The proposition that we have offered to the advertisers for the past couple of years, we believe it works from a consumer point of view as well. Brands have been built on TV because consumers were paying attention. And in the transition from linear television to video-on-demand services, a lot of advertisers got excited about the great data that was available: you can slice and dice audiences, you could target specific audiences. But I think what was lost in that process and I think now there is consciousness of that: you had a lot of awareness about of your users, you could play around on dashboard, but those consumers are not paying enough attention. It is difficult to pay attention to a two-minute video when you are scrolling around stuff. 

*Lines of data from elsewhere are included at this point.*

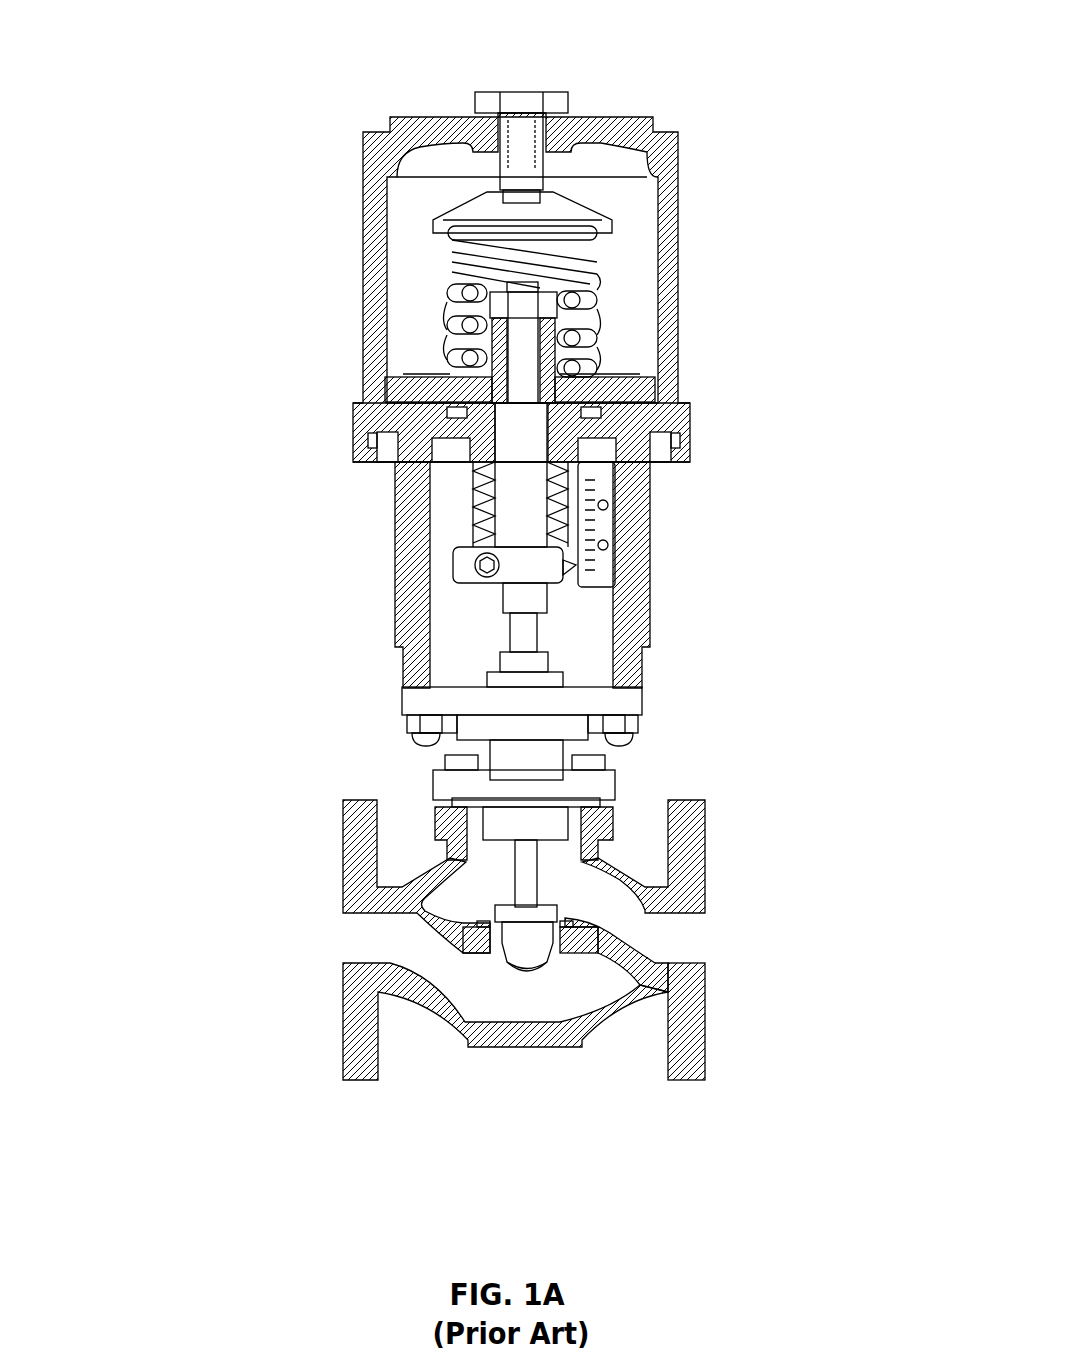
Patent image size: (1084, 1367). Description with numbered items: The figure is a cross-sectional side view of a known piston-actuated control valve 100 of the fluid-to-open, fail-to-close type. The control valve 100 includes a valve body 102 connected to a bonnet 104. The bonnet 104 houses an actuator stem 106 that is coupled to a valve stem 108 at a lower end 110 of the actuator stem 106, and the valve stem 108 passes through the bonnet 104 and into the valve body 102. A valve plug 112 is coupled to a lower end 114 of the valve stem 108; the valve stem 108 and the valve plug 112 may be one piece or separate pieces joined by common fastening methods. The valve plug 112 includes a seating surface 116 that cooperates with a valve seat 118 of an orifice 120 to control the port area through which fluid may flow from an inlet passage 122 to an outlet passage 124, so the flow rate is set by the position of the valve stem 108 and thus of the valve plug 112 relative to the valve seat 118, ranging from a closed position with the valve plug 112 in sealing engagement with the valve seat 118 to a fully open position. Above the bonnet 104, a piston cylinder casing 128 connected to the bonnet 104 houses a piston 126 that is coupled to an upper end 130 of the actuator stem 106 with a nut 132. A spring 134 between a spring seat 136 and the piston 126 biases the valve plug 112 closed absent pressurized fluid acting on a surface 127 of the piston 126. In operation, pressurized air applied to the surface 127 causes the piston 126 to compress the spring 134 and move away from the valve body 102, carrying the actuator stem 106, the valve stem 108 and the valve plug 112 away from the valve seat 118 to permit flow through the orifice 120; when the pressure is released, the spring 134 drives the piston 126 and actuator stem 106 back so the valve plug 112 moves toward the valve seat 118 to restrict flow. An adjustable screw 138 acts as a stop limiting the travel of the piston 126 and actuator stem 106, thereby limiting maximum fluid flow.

The control valve 100 is at (312, 35).
The valve body 102 is at (470, 1050).
The bonnet 104 is at (397, 558).
The actuator stem 106 is at (540, 490).
The valve stem 108 is at (605, 860).
The lower end 110 is at (480, 590).
The valve plug 112 is at (527, 973).
The lower end 114 is at (515, 903).
The seating surface 116 is at (478, 922).
The valve seat 118 is at (612, 955).
The orifice 120 is at (552, 955).
The inlet passage 122 is at (343, 960).
The outlet passage 124 is at (705, 942).
The piston 126 is at (418, 377).
The surface 127 is at (607, 407).
The piston cylinder casing 128 is at (365, 225).
The upper end 130 is at (540, 337).
The nut 132 is at (598, 285).
The spring 134 is at (600, 268).
The spring seat 136 is at (588, 200).
The adjustable screw 138 is at (477, 101).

And, therefore, our big pitch to advertisers was this marries the best of what worked for TV, real engagement, with the audience understanding that comes with digital. And if I bring together the best of both worlds, we have a proposition for you as an advertiser that is fairly unique.

It’s not been easy. I think the tech companies have done a fabulous job of building that— some of them only self-serving. It’s been our mission to tell people that it is possible to build brands on digital by bringing the power of engagement and data.

We launched the Hotstar ad server a few weeks ago that allows smaller advertisers to connect with us directly. Our objective is not to cut out the agencies. Agencies have been great partners for us. They have had huge belief in what we are doing. But I believe Google and Facebook have done a phenomenal job; you do have to have a platform for smaller advertisers who may not have the scale of the marketing spend or even the capabilities to hire these types of agencies. It is early days and we are saying that a small advertiser in a small town of India or an early-stage start up should have the same access to Hotstar as the largest marketer, which is Unilever.  

We have been successful in commanding a premium because of the advertiser proposition I spoke about. But I think as the market expands dramatically, I think it is an open question where will CPMs land.

What is your view on subscription?

On the subscription side, just as there was skepticism that India was ready for online streaming, there is skepticism whether Indians will pay for it. And we are taking on the mantle and as a leader we are saying: if you create differentiated content, we do believe subscription can take off in India. And I think that party started with American shows and movies. We do believe that we have the best English proposition in India. We believe that the best American films and TV shows, and live sports and local TV shows being made available to users before they watch on TV, I think we are going at it a lot more aggressively. The early focus of the first three years was on building the platform, getting tech right, building up the scale. We have 15 million users this month, that is massive scale.